Transitional Waters Bulletin and related titles. (Moved, now re-found).
Ooops. ‘Figures’ pages were being indexed in JURN for the verbose biomedical full-text website ncbi.nlm.nih.gov. Now they’re not, as I’ve excluded them.
Not that it mattered all that much, as they were being automatically suppressed by Google’s de-duplication and results ranking. In some cases Google appears to avoid ncbi.nlm.nih.gov altogether in favour of full-text at a better source repository. For instance, search JURN for the URL https://www.ncbi.nlm.nih.gov/pmc/articles/pmc3566601/ and find a link to the article at NCBI, but search for the same article’s title and Google ranks its MIT repository location as the first result — and ignores NCBI because it’s deemed a duplicate of the more worthy MIT.
Annoying. It appears that Google Search no longer allows the chaining of site: and inurl: in the same search query.
site:http://www.moma.org/documents/ inurl:catalogue -“press release”
… and similar variants.
DuckDuckGo search has no such problem, though for full-text .PDFs you do need to knock out the MoMA giftshop at store.moma.org …
site:moma.org/documents/ inurl:catalogue -store
And the Duck censors certain results. Presumably certain MoMA catalogues are from artists whose names trigger the censorship filters?
10,000 pictures from the Finnish National Gallery, newly online under CC0 Creative Commons.
Not all have preview thumbnails, but those that didn’t have one still gave me the picture as a high-res download. DPI on my test samples varied from 96 to 300. Most pictures, with a bit of adjustment, would be usable in a magazine. A few of my test samples looked visually as if they were quite highly compressed in JPEG, despite their file-size. Either that or the camera’s focus is not always as crisp on the picture surface as it might be. But possibly that’s done on the principle that users would rather sharpen in Photoshop than try to unsharpen.
http://www.europeana.eu obviously can’t be relied on the pick up all public domain items at the Gallery. Because a Google Images search for site:kokoelmat.fng.fi keyword found several “cat” images marked ‘Public Domain CC0’ that Europeana couldn’t find. Possibly that’s a result of Google’s A.I. automatically identifying what’s in a picture, and not relying only on metadata.
Church Times (indexing only the book reviews)
Rechtsgeschichte : Legal History (partly in English)
Natuurtijdschriften (unified hub for 69 Dutch nature magazines, society journals and newsletters)
Public reports at the National Service Center for Environmental Publications (NSCEP) (USA). The EPA has also just announced that it… “will reverse long-standing EPA policy allowing regulators to rely on non-public scientific data in crafting rules [and in future all] EPA-funded studies would need to make all their data public.”
GRAFT has updated again. Now searching across 4,604 repositories, full-text and records alike. It’s very big, so it’s best used with sophisticated searches such as…
intitle:Tolkien “Exeter College” –Morgan
In this case, “Exeter College” focusses the results on his undergraduate years, while –Morgan knocks out the potted biographies which inevitably mention Tolkien’s childhood guardian Fr. Morgan.
The digitized medieval manuscript: open access resources, a big up-to-date survey, annotated and linked.
Facebook to RSS – FetchRSS. I tested it, it works, and with Groups as well.
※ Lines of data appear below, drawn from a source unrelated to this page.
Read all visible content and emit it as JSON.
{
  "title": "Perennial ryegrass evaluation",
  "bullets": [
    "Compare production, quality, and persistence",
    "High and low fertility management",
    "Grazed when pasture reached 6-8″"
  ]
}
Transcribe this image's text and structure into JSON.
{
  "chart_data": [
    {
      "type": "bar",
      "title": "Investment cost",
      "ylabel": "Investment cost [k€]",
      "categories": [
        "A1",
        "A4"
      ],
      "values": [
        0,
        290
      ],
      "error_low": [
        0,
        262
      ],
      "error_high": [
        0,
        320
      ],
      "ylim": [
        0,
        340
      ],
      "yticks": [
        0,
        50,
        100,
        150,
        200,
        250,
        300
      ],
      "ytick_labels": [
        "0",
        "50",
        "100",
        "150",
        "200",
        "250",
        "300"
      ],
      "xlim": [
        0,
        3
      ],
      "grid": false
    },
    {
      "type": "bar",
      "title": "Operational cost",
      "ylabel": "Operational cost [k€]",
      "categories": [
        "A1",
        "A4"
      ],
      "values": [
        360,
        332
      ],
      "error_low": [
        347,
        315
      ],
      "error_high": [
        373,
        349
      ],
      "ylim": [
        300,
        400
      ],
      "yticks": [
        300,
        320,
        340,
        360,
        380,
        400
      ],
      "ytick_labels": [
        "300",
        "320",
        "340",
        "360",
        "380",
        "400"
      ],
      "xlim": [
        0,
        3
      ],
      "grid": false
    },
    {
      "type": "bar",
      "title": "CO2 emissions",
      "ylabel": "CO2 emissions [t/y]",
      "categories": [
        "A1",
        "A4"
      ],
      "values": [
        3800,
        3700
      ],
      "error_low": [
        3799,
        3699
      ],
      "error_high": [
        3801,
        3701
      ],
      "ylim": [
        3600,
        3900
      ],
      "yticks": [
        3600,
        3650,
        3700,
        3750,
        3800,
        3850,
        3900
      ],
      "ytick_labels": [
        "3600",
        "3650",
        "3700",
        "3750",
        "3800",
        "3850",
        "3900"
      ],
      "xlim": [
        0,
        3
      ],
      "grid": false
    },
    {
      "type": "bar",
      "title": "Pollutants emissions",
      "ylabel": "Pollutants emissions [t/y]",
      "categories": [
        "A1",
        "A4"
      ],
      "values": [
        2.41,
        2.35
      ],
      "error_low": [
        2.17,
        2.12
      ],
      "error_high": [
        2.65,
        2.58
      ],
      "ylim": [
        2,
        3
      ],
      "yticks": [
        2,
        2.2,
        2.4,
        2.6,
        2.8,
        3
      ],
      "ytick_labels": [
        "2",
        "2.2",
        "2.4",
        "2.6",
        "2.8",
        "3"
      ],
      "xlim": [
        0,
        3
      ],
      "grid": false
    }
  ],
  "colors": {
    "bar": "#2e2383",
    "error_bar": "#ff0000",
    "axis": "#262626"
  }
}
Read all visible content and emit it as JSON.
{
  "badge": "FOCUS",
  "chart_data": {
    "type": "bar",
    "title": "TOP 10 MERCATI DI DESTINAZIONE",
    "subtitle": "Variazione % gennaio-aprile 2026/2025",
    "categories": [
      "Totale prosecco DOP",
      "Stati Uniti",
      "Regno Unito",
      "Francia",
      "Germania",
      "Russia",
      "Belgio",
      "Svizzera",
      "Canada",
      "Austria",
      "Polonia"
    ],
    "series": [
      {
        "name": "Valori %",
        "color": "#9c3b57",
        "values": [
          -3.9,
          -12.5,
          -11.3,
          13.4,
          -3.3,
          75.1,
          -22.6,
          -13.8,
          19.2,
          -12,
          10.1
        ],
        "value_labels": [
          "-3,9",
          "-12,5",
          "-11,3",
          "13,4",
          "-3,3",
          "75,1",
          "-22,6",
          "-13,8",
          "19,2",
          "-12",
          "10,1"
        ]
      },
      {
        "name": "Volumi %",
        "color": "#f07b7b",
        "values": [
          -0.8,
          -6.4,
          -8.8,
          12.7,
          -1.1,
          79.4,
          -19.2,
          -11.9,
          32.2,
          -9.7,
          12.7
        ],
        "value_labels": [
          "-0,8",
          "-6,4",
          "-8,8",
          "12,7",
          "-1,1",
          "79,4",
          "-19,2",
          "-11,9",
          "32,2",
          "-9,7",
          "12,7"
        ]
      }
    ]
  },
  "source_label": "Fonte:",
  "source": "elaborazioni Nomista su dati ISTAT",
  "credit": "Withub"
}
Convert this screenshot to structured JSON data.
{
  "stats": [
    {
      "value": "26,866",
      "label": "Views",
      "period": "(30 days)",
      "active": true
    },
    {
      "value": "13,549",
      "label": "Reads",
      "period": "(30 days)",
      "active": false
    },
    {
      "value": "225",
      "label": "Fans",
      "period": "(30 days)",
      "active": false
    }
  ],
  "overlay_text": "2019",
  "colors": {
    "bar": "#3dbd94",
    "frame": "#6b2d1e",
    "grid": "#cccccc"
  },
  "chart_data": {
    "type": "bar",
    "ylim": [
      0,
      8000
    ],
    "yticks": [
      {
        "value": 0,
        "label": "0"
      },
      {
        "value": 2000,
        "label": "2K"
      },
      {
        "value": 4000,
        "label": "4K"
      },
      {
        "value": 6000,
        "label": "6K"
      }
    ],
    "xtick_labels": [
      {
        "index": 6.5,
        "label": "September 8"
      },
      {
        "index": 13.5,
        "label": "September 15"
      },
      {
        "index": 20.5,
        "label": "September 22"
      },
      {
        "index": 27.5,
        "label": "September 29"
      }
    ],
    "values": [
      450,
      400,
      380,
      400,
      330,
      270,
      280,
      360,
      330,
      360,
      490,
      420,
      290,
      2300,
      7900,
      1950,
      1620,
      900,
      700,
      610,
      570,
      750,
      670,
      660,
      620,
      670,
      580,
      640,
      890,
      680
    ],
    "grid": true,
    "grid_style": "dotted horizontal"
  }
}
Though your Facebook Group needs to be Public, not Private. $5 a month for a 25-item RSS feed, though it seems the feed has no ‘re-sort by date’ functionality.
I found the excellent 123Apps Online Audio Converter, which extracts the audio from any online video. No sign-up needed. I fed it a Web link to a 6Gb MIT conference video. (Sadly that was the only option MIT offered, but not all users have i) superfast Internet, ii) the spare disk space, or iii) a video editor that can handle such a beast of a file without crashing).
The 123Apps service downloaded the video onto its servers speedily (about 5 mins). It then offered me a .MP3 of the audio from the 6Gb video, with conversion to .MP3 taking another minute or so. The .MP3 then downloaded with no hassle, at a comfortable 495Mb containing a day’s conference audio at a good quality.
Similar services appear to place limits on the online video size they can digest, such as 500Mb or 150Mb. Which means it’s useful to know that 123Apps can handle very large video files, and that it works very smoothly.